Ini semakin menjadi misteri untukku.
"Sedangkan untuk Kak Ying, sepertinya dia bukanlah Dou Zou... Jadi sayang sekali."
Aku berdecak karena merasa kecewa.
...
Karena merasa kecewa, aku segera berjalan di taman kerajaan Mount Angel.
Malam-malam begini, aku lebih suka berjalan santai mencari angin yang segar.
Mungkin bagi sebagian orang, anak-anak sepertiku tidak boleh keluar ketika larut malam.
Karena tadinya, aku keluar melewati jendela, dan tidak ada seorang pun yang menjagaku.
Jadi aku bebas bertindak sesuka hati.
Cindy saat ini berdiri di samping pepohonan yang cukup rindang.
Aku segera berjalan menujunya.
"Untuk apa berjalan selarut ini?"
Kemudian dia mendekat padaku.
"Pulanglah."
"Ah, aku tidak ingin ada di sini... Bibi Xun orangnya pemarah."
Cindy menghela nafas.
Karena baru saja aku berbicara dengan teman ibuku yang bernama Xun Yanran.
Ketika aku mencoba keluar dari kamar, dia sudah ada menghadangku.
"Anak-anak tidak boleh berjalan selarut ini."
"Saya di sini karena merasa bosan di dalam ruangan."

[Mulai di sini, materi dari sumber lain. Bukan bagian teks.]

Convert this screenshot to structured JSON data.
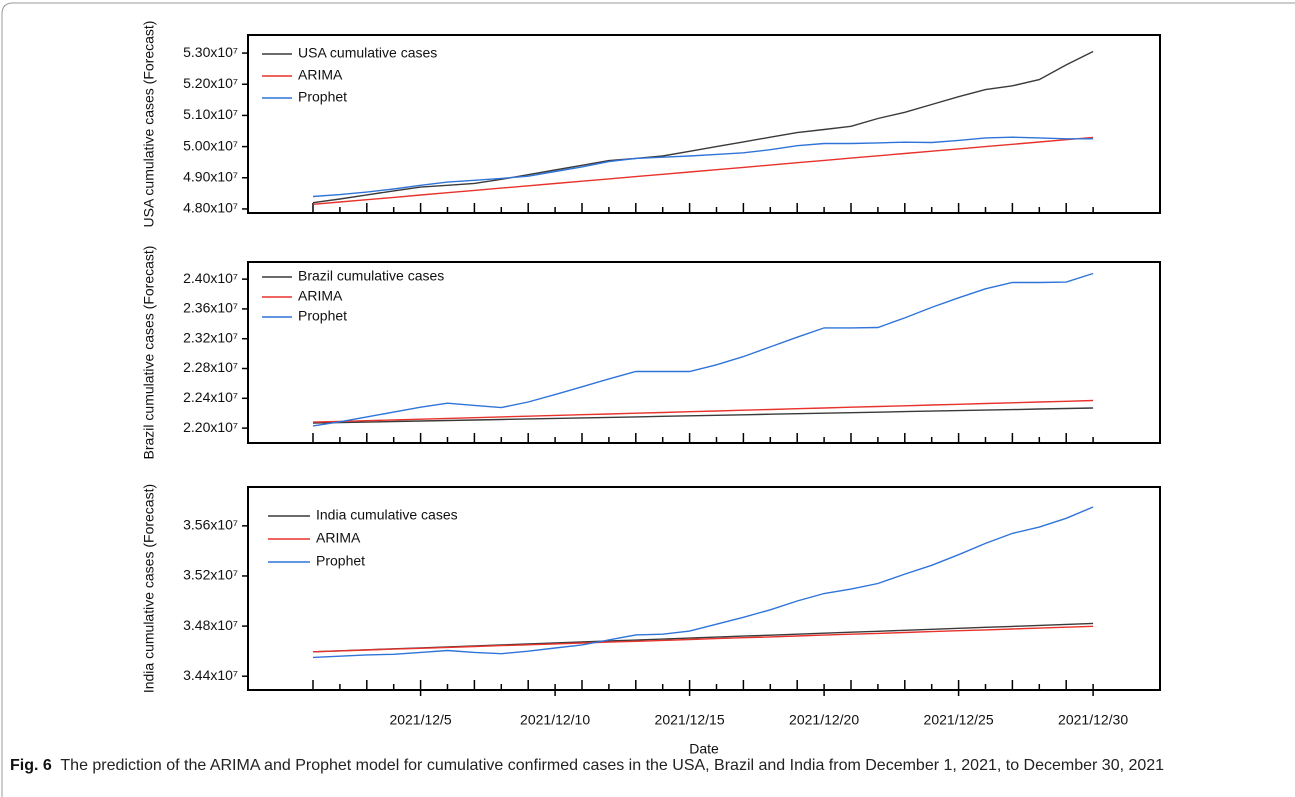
{
  "chart_data": [
    {
      "type": "line",
      "y_label": "USA cumulative cases (Forecast)",
      "legend": "upper left",
      "x": [
        "2021/12/1",
        "2021/12/2",
        "2021/12/3",
        "2021/12/4",
        "2021/12/5",
        "2021/12/6",
        "2021/12/7",
        "2021/12/8",
        "2021/12/9",
        "2021/12/10",
        "2021/12/11",
        "2021/12/12",
        "2021/12/13",
        "2021/12/14",
        "2021/12/15",
        "2021/12/16",
        "2021/12/17",
        "2021/12/18",
        "2021/12/19",
        "2021/12/20",
        "2021/12/21",
        "2021/12/22",
        "2021/12/23",
        "2021/12/24",
        "2021/12/25",
        "2021/12/26",
        "2021/12/27",
        "2021/12/28",
        "2021/12/29",
        "2021/12/30"
      ],
      "ylim": [
        47870000,
        53580000
      ],
      "yticks": [
        {
          "value": 48000000,
          "label": "4.80x10⁷"
        },
        {
          "value": 49000000,
          "label": "4.90x10⁷"
        },
        {
          "value": 50000000,
          "label": "5.00x10⁷"
        },
        {
          "value": 51000000,
          "label": "5.10x10⁷"
        },
        {
          "value": 52000000,
          "label": "5.20x10⁷"
        },
        {
          "value": 53000000,
          "label": "5.30x10⁷"
        }
      ],
      "series": [
        {
          "name": "USA cumulative cases",
          "color": "#3a3a3a",
          "values": [
            48200000,
            48320000,
            48450000,
            48580000,
            48700000,
            48760000,
            48820000,
            48950000,
            49100000,
            49250000,
            49400000,
            49550000,
            49620000,
            49700000,
            49850000,
            50000000,
            50150000,
            50300000,
            50450000,
            50550000,
            50650000,
            50900000,
            51100000,
            51350000,
            51600000,
            51830000,
            51950000,
            52150000,
            52620000,
            53050000
          ]
        },
        {
          "name": "ARIMA",
          "color": "#e8322c",
          "values": [
            48150000,
            48224000,
            48298000,
            48372000,
            48446000,
            48520000,
            48594000,
            48668000,
            48742000,
            48816000,
            48890000,
            48964000,
            49038000,
            49112000,
            49186000,
            49260000,
            49334000,
            49408000,
            49482000,
            49556000,
            49630000,
            49704000,
            49778000,
            49852000,
            49926000,
            50000000,
            50074000,
            50148000,
            50222000,
            50296000
          ]
        },
        {
          "name": "Prophet",
          "color": "#2f74d9",
          "values": [
            48400000,
            48460000,
            48540000,
            48640000,
            48760000,
            48860000,
            48920000,
            48980000,
            49050000,
            49200000,
            49350000,
            49520000,
            49620000,
            49660000,
            49700000,
            49750000,
            49800000,
            49900000,
            50030000,
            50100000,
            50100000,
            50120000,
            50140000,
            50130000,
            50200000,
            50280000,
            50300000,
            50280000,
            50250000,
            50250000
          ]
        }
      ]
    },
    {
      "type": "line",
      "y_label": "Brazil cumulative cases (Forecast)",
      "legend": "upper left",
      "x": [
        "2021/12/1",
        "2021/12/2",
        "2021/12/3",
        "2021/12/4",
        "2021/12/5",
        "2021/12/6",
        "2021/12/7",
        "2021/12/8",
        "2021/12/9",
        "2021/12/10",
        "2021/12/11",
        "2021/12/12",
        "2021/12/13",
        "2021/12/14",
        "2021/12/15",
        "2021/12/16",
        "2021/12/17",
        "2021/12/18",
        "2021/12/19",
        "2021/12/20",
        "2021/12/21",
        "2021/12/22",
        "2021/12/23",
        "2021/12/24",
        "2021/12/25",
        "2021/12/26",
        "2021/12/27",
        "2021/12/28",
        "2021/12/29",
        "2021/12/30"
      ],
      "ylim": [
        21800000,
        24230000
      ],
      "yticks": [
        {
          "value": 22000000,
          "label": "2.20x10⁷"
        },
        {
          "value": 22400000,
          "label": "2.24x10⁷"
        },
        {
          "value": 22800000,
          "label": "2.28x10⁷"
        },
        {
          "value": 23200000,
          "label": "2.32x10⁷"
        },
        {
          "value": 23600000,
          "label": "2.36x10⁷"
        },
        {
          "value": 24000000,
          "label": "2.40x10⁷"
        }
      ],
      "series": [
        {
          "name": "Brazil cumulative cases",
          "color": "#3a3a3a",
          "values": [
            22067000,
            22074000,
            22081000,
            22088000,
            22095000,
            22102000,
            22109000,
            22116000,
            22123000,
            22130000,
            22137000,
            22144000,
            22151000,
            22158000,
            22165000,
            22172000,
            22179000,
            22186000,
            22193000,
            22200000,
            22207000,
            22214000,
            22221000,
            22228000,
            22235000,
            22242000,
            22249000,
            22256000,
            22263000,
            22270000
          ]
        },
        {
          "name": "ARIMA",
          "color": "#e8322c",
          "values": [
            22080000,
            22090000,
            22100000,
            22110000,
            22120000,
            22130000,
            22140000,
            22150000,
            22160000,
            22170000,
            22180000,
            22190000,
            22200000,
            22210000,
            22220000,
            22230000,
            22240000,
            22250000,
            22260000,
            22270000,
            22280000,
            22290000,
            22300000,
            22310000,
            22320000,
            22330000,
            22340000,
            22350000,
            22360000,
            22370000
          ]
        },
        {
          "name": "Prophet",
          "color": "#2f74d9",
          "values": [
            22030000,
            22085000,
            22150000,
            22215000,
            22280000,
            22335000,
            22305000,
            22275000,
            22350000,
            22450000,
            22555000,
            22660000,
            22760000,
            22760000,
            22760000,
            22850000,
            22960000,
            23090000,
            23220000,
            23345000,
            23345000,
            23350000,
            23480000,
            23620000,
            23750000,
            23870000,
            23955000,
            23955000,
            23960000,
            24075000
          ]
        }
      ]
    },
    {
      "type": "line",
      "y_label": "India cumulative cases (Forecast)",
      "x_label": "Date",
      "legend": "upper left",
      "x": [
        "2021/12/1",
        "2021/12/2",
        "2021/12/3",
        "2021/12/4",
        "2021/12/5",
        "2021/12/6",
        "2021/12/7",
        "2021/12/8",
        "2021/12/9",
        "2021/12/10",
        "2021/12/11",
        "2021/12/12",
        "2021/12/13",
        "2021/12/14",
        "2021/12/15",
        "2021/12/16",
        "2021/12/17",
        "2021/12/18",
        "2021/12/19",
        "2021/12/20",
        "2021/12/21",
        "2021/12/22",
        "2021/12/23",
        "2021/12/24",
        "2021/12/25",
        "2021/12/26",
        "2021/12/27",
        "2021/12/28",
        "2021/12/29",
        "2021/12/30"
      ],
      "xticks": [
        "2021/12/5",
        "2021/12/10",
        "2021/12/15",
        "2021/12/20",
        "2021/12/25",
        "2021/12/30"
      ],
      "ylim": [
        34290000,
        35910000
      ],
      "yticks": [
        {
          "value": 34400000,
          "label": "3.44x10⁷"
        },
        {
          "value": 34800000,
          "label": "3.48x10⁷"
        },
        {
          "value": 35200000,
          "label": "3.52x10⁷"
        },
        {
          "value": 35600000,
          "label": "3.56x10⁷"
        }
      ],
      "series": [
        {
          "name": "India cumulative cases",
          "color": "#3a3a3a",
          "values": [
            34595000,
            34602800,
            34610600,
            34618400,
            34626200,
            34634000,
            34641800,
            34649600,
            34657400,
            34665200,
            34673000,
            34680800,
            34688600,
            34696400,
            34704200,
            34712000,
            34719800,
            34727600,
            34735400,
            34743200,
            34751000,
            34758800,
            34766600,
            34774400,
            34782200,
            34790000,
            34797800,
            34805600,
            34813400,
            34821200
          ]
        },
        {
          "name": "ARIMA",
          "color": "#e8322c",
          "values": [
            34595000,
            34602000,
            34609000,
            34616000,
            34623000,
            34630000,
            34637000,
            34644000,
            34651000,
            34658000,
            34665000,
            34672000,
            34679000,
            34686000,
            34693000,
            34700000,
            34707000,
            34714000,
            34721000,
            34728000,
            34735000,
            34742000,
            34749000,
            34756000,
            34763000,
            34770000,
            34777000,
            34784000,
            34791000,
            34798000
          ]
        },
        {
          "name": "Prophet",
          "color": "#2f74d9",
          "values": [
            34550000,
            34560000,
            34570000,
            34575000,
            34590000,
            34605000,
            34590000,
            34580000,
            34600000,
            34625000,
            34650000,
            34690000,
            34730000,
            34735000,
            34760000,
            34815000,
            34870000,
            34930000,
            35000000,
            35060000,
            35095000,
            35140000,
            35215000,
            35285000,
            35370000,
            35460000,
            35540000,
            35590000,
            35660000,
            35750000
          ]
        }
      ]
    }
  ],
  "caption": {
    "label": "Fig. 6",
    "text": "The prediction of the ARIMA and Prophet model for cumulative confirmed cases in the USA, Brazil and India from December 1, 2021, to December 30, 2021"
  }
}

Cindy menanggapi perkataanku dengan sebuah sentuhan di atas kepalaku.
Aku merasa ini adalah sebuah persahabata, dan aku melihat sebuah kantung kain dengan aroma makanan yang nikmat.
"Ayo kita duduk di sana."
Ada sebuah danau yang diterangi sinar bulan yang cukup nyaman di mata.
Kemudian kami berdua duduk di samping danau, sambil menikmati bakpau isi daging.
Aku duduk pada sebuah kain yang telah disediakannya, suasananya cukup nyaman.
Dari kejauhan aku bisa melihat penjaga istana, mungkin mereka takut bahwa kami adalah musuh, tetapi setelah mereka lebih teliti melihat kami, ternyata mereka tahu bahwa kami adalah tamu di istana ini.
Cindy kemudian menyiapkan sebuah minuman rasa jahe pada cangkir terbuat dari bambu.
Rasa jahe ini cukup menghangatkan tubuhku.
"Apa kau merasa kesepian?"
Aku mencoba menyembunyikan perasaanku darinya, tetapi rasanya sulit bahwa aku sedang merindukan ibuku.
Dia memegang belakangku untuk kedua kalinya ketika aku menikmati bakpau isi daging sapi yang cukup nikmat.
"Mungkin iya."
"Tenang bukan hanya kau saja."
Aku menatapnya yang saat ini juga melihat bintang-bintang dengan warna bervariasi.
"Aku juga merasa kesepian, bahkan keluargaku pun sudah tiada."